I’ve been working a lot with Twisted lately so I thought people might appreciate a fun example of how one could download a bunch of files quickly using asynchronous IO.

Anyway, this script currently grabs a ton of nice hi resolution National Geographic photos. Enjoy! (Download the python file directly)

#!/usr/bin/env python

import os
from twisted.internet import defer, reactor, task
from twisted.python import log
from twisted.web import client

URLS = ["""http://ngm.nationalgeographic.com/photo-contest/2009/img/wallpaper/1109wallpaper-%s_1600.jpg""",
        """http://ngm.nationalgeographic.com/photo-contest/2009/img/wallpaper/1102wallpaper-%s_1600.jpg""",
        """http://ngm.nationalgeographic.com/photo-contest/2009/img/wallpaper/1026wallpaper-%s_1600.jpg""",
        """http://ngm.nationalgeographic.com/photo-contest/2009/img/wallpaper/1019wallpaper-%s_1600.jpg""",
        """http://ngm.nationalgeographic.com/photo-contest/2009/img/wallpaper/1013wallpaper-%s_1600.jpg""",
        """http://ngm.nationalgeographic.com/photo-contest/2009/img/wallpaper/1005wallpaper-%s_1600.jpg""",
        """http://ngm.nationalgeographic.com/photo-contest/2009/img/wallpaper/0928wallpaper-%s_1600.jpg""",
        """http://ngm.nationalgeographic.com/photo-contest/2009/img/wallpaper/0921wallpaper-%s_1600.jpg""",
        """http://ngm.nationalgeographic.com/photo-contest/2009/img/wallpaper/0914wallpaper-%s_1600.jpg""",
        """http://ngm.nationalgeographic.com/photo-contest/2009/img/wallpaper/0907wallpaper-%s_1600.jpg""",
        """http://ngm.nationalgeographic.com/photo-contest/2009/img/wallpaper/0831wallpaper-%s_1600.jpg""",
        """http://ngm.nationalgeographic.com/photo-contest/2009/img/wallpaper/0824wallpaper-%s_1600.jpg""",
        """http://ngm.nationalgeographic.com/photo-contest/2009/img/wallpaper/0817wallpaper-%s_1600.jpg""",
        ]

def generateDownloadArgs(urls):
    for url in urls:
        for x in xrange(1, 27):
            nurl = url % (x,)
            path = os.path.basename(nurl)
            yield nurl, path

def parallel(iterable, count, callable, *args, **named):
    coop = task.Cooperator()
    work = (callable(elem, *args, **named) for elem in iterable)
    return defer.DeferredList([coop.coiterate(work) for i in xrange(count)])

def handleError(x):
    """Any error reporting or error handling we want to do"""

def handleSuccess(x):
    """Anything extra we want to do on a successful download"""

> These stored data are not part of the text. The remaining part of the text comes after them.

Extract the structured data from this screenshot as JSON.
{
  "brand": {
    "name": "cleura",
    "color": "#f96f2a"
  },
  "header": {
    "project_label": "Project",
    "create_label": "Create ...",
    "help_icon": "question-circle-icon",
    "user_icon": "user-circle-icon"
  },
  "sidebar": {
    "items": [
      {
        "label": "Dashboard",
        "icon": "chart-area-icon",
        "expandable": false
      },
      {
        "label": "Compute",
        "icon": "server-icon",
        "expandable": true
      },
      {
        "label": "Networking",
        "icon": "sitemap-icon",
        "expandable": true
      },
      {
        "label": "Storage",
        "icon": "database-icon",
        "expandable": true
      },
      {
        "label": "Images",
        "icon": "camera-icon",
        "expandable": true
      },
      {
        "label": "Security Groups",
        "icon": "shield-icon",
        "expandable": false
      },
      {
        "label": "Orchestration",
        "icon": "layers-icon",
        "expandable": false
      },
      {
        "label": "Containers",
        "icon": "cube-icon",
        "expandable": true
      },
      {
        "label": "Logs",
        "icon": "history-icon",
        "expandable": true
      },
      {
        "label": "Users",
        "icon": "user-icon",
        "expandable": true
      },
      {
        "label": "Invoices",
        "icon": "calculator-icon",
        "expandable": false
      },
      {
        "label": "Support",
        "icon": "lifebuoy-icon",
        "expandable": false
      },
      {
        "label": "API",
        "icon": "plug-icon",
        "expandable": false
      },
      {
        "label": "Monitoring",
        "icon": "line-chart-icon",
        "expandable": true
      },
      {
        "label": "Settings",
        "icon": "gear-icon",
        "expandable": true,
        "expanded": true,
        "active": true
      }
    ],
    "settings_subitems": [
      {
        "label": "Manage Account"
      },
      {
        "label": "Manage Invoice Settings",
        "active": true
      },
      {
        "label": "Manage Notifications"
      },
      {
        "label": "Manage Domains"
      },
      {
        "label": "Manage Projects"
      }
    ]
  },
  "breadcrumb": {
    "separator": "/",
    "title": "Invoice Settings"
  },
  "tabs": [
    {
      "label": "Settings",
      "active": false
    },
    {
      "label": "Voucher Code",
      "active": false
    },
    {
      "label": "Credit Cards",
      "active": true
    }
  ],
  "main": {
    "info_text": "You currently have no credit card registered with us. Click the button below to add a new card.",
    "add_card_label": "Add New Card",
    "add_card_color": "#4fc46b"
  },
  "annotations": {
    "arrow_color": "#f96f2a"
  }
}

def download((url, fileName)):
    d = client.downloadPage(url, fileName)
    d.addCallback(handleSuccess)
    d.addErrback(handleError)
    return d

if __name__=="__main__":
    finished = parallel(generateDownloadArgs(URLS), 10, download)
    finished.addErrback(handleError)
    finished.addCallback(lambda ignore: reactor.stop())
    reactor.run()